Fretting, stalking up and down the kitchen, spilling her coffee, talking fast and nervously, unable to take a healthy interest in the latest spicy gossip of the school-gate set. Clearly a family crisis.
No - worse - a school crisis. After a smooth and cheerful introduction to the reception class and a starry first year ("Excellent progress in reading and number work, confident with others") the education process had hit its first terrible stumbling-block, the Nemesis that they never warn you about in the antenatal ward. The worst has happened. Her son hates his teacher.

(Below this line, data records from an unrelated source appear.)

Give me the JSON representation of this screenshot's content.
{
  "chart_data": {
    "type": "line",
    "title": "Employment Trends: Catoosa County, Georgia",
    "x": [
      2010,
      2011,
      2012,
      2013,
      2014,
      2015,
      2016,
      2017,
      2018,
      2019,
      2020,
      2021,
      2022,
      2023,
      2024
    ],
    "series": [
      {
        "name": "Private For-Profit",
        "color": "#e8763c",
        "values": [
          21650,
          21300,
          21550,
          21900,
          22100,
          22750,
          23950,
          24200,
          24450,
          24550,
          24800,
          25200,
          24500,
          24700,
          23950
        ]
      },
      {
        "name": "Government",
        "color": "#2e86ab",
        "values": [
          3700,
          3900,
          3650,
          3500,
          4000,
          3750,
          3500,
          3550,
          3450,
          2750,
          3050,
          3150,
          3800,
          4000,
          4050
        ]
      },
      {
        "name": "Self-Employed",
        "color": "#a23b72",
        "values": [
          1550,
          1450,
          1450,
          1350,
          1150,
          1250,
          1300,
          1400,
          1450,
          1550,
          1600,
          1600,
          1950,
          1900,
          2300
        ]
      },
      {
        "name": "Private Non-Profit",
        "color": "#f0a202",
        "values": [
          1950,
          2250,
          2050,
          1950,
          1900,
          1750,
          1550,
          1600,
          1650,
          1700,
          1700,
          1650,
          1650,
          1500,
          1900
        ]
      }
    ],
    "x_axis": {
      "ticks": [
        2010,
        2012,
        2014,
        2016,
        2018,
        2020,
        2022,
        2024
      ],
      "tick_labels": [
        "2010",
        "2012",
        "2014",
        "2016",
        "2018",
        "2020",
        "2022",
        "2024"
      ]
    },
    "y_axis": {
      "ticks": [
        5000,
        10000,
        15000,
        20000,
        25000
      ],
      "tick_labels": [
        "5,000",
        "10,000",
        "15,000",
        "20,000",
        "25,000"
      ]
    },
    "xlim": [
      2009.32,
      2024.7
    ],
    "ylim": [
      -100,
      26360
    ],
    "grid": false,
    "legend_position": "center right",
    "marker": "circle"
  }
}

Schoolteachers, worn smooth by living among the rough-and-tumble of mutually abrasive personalities year in , year out, probably don't understand how much a family frets over such matters. Staggering into the staffroom with a skirtful of poster-paints and alien snot, the front-line guerilla swigs back her coffee, raids the school secretary's Jaffa Cakes, tips a pile of DFEE leaflets off the comfy chair, and reflects that phew, so far all seems to be going OK with the 30 new moppets inherited from Year 1. For her - or him - school is just a familiar working environment, safe and colourful and under control.
Those children who remain enigmas after the first few weeks of the new year will, the teacher knows, be most likely to yield up the key to their personality in due course, and everyone will be friends. It'll all come out in the wash, it always has before. It's just school, that's all.

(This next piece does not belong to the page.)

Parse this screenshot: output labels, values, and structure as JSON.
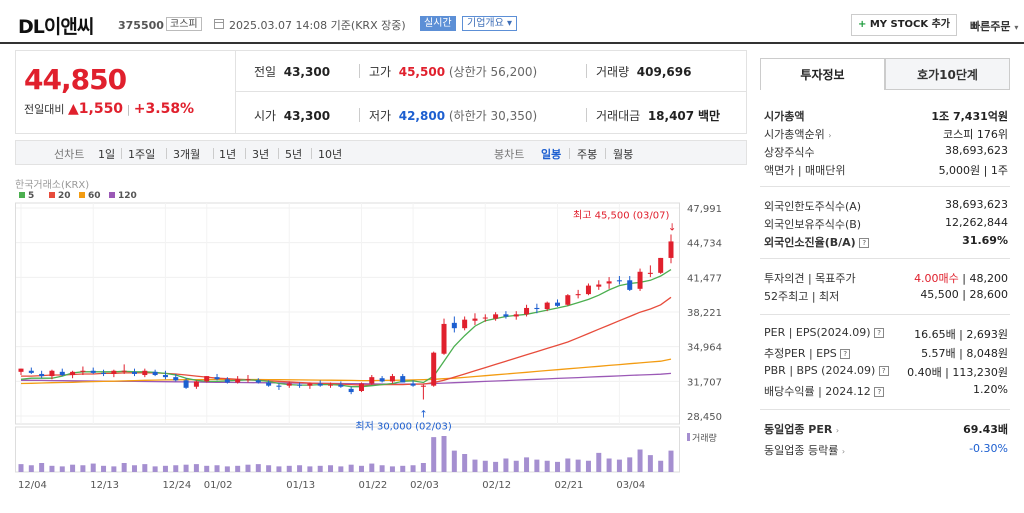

In the home, however, emotion seethes. New parents retain from early schooldays a set of flashing neon memories, and emotions which are suddenly raw all over again. Daddy remembers Mr Snogbin, who hit him with a ruler in 1963 for tipping back his chair. Mummy snivels at the long-buried memory of wetting herself in mixed infants and being issued with spare knickers by an unsympathetic Miss Pigwhistle in front of everybody. They quell their panic with difficulty, but empathy throbs within them every time small Freddie announces that Miss Horrid hates him, that it is mutual, and that she is a bad witch.

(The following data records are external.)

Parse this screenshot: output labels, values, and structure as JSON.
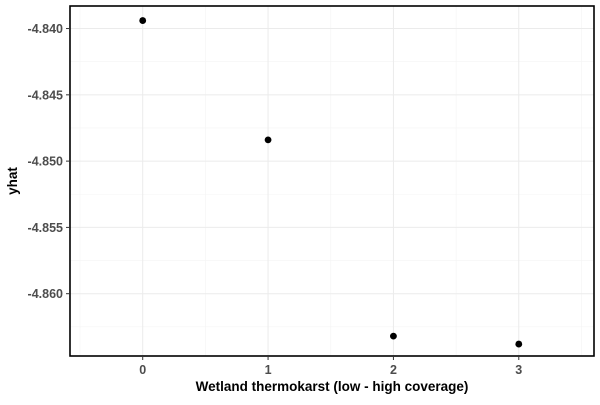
{
  "chart_data": {
    "type": "scatter",
    "title": "",
    "xlabel": "Wetland thermokarst (low - high coverage)",
    "ylabel": "yhat",
    "x": [
      0,
      1,
      2,
      3
    ],
    "y": [
      -4.8394,
      -4.8484,
      -4.8632,
      -4.8638
    ],
    "x_ticks": [
      "0",
      "1",
      "2",
      "3"
    ],
    "y_ticks": [
      "-4.840",
      "-4.845",
      "-4.850",
      "-4.855",
      "-4.860"
    ],
    "xlim": [
      -0.58,
      3.6
    ],
    "ylim": [
      -4.8647,
      -4.8383
    ],
    "grid": true,
    "legend": "none",
    "point_color": "#000000",
    "gridline_color": "#ebebeb"
  }
}
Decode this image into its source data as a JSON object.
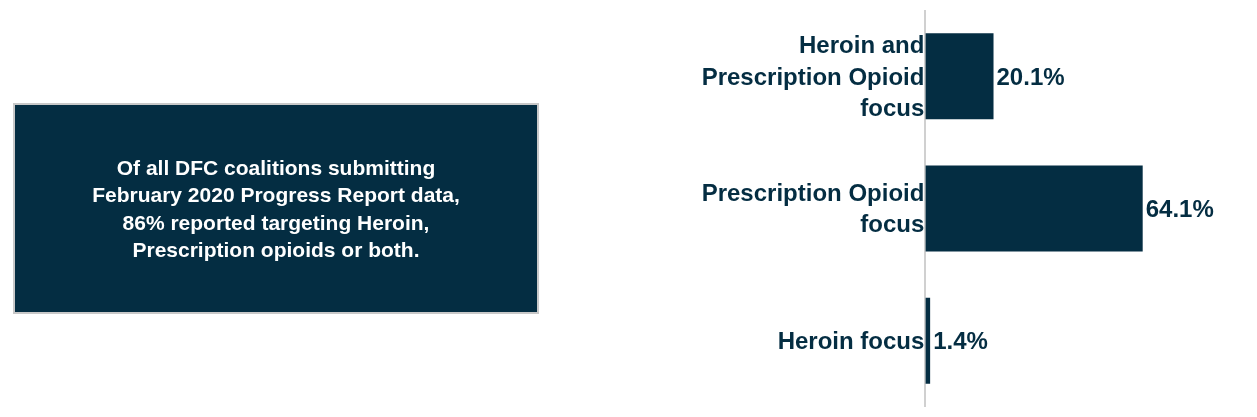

Each morning, Freddie announces that he has a tummy ache. Everyone knows why. Mother and father are in despair: last year he loved Mrs Darling's class, the school has a shining reputation, and Mss Horrid was delightful on parents' evening. None of the other mothers has a child who hates her. And yet their life is blighted, day after day, by Freddie's insistence that she is Cruella deVil.
Apart from anything else, a hideous social dilemma confronts the parents. Six is too young to sort out your own incompatibilities, but what exactly is the etiquette for informing a cheerful, hard-working, kind teacher that your child can't stand her? How do you tell a transparently nice woman that she's an ogre? Mother snivels. Bravely, Father volunteers to have a word, but when Miss Horrid flashes him her saintly, teacherly smile he ends up muttering a few platitudes about reading schemes and fleeing back to the Volvo. Eventually Mother takes the initiative and asks for A Private Word.
"The thing is," she pipes "Freddie's terribly nervous, though he doesn't look it ... and he's getting a bit stressed in the new class ... and ..." Miss Horrid reassures her. She'll give Freddie lots of individual attention. Mother panics, remembering the morning's scene ("She stares at me! She picks on me! She hates me! I hate her!") Mum starts to backtrack. "Better to ignore him, perhaps? Let him find his own level?" She fiddles with her scarf, and patient Miss Horrid eventually, gently, brings the interview to a close because three other mothers are glaring balefully through the glass door, waiting to bend her ear about dyslexia and missing inhalers.
Stalemate. Personally, I favour the direct approach.
"Look, there's something we have to work out, as a parent-teacher team. I have great respect for you as a professional and as it happens I really like you as a person, but we have to face the fact that for some weird reason Freddie hates you. We're going to have to work out a strategy for winning him round." A more cowardly version substitutes the words "is a bit scared of you" for "hates you".
But I would be fascinated to hear the teacher's side. How does it feel to be informed that a small child, who liked his last teacher, harbours a passionate burning dislike for you?
It must be even worse than those very personal bad reviews which set us novelists and broadcasters snivelling and brooding for days on end. What is the professional response? Do you want us to be honest with you, or would you rather not?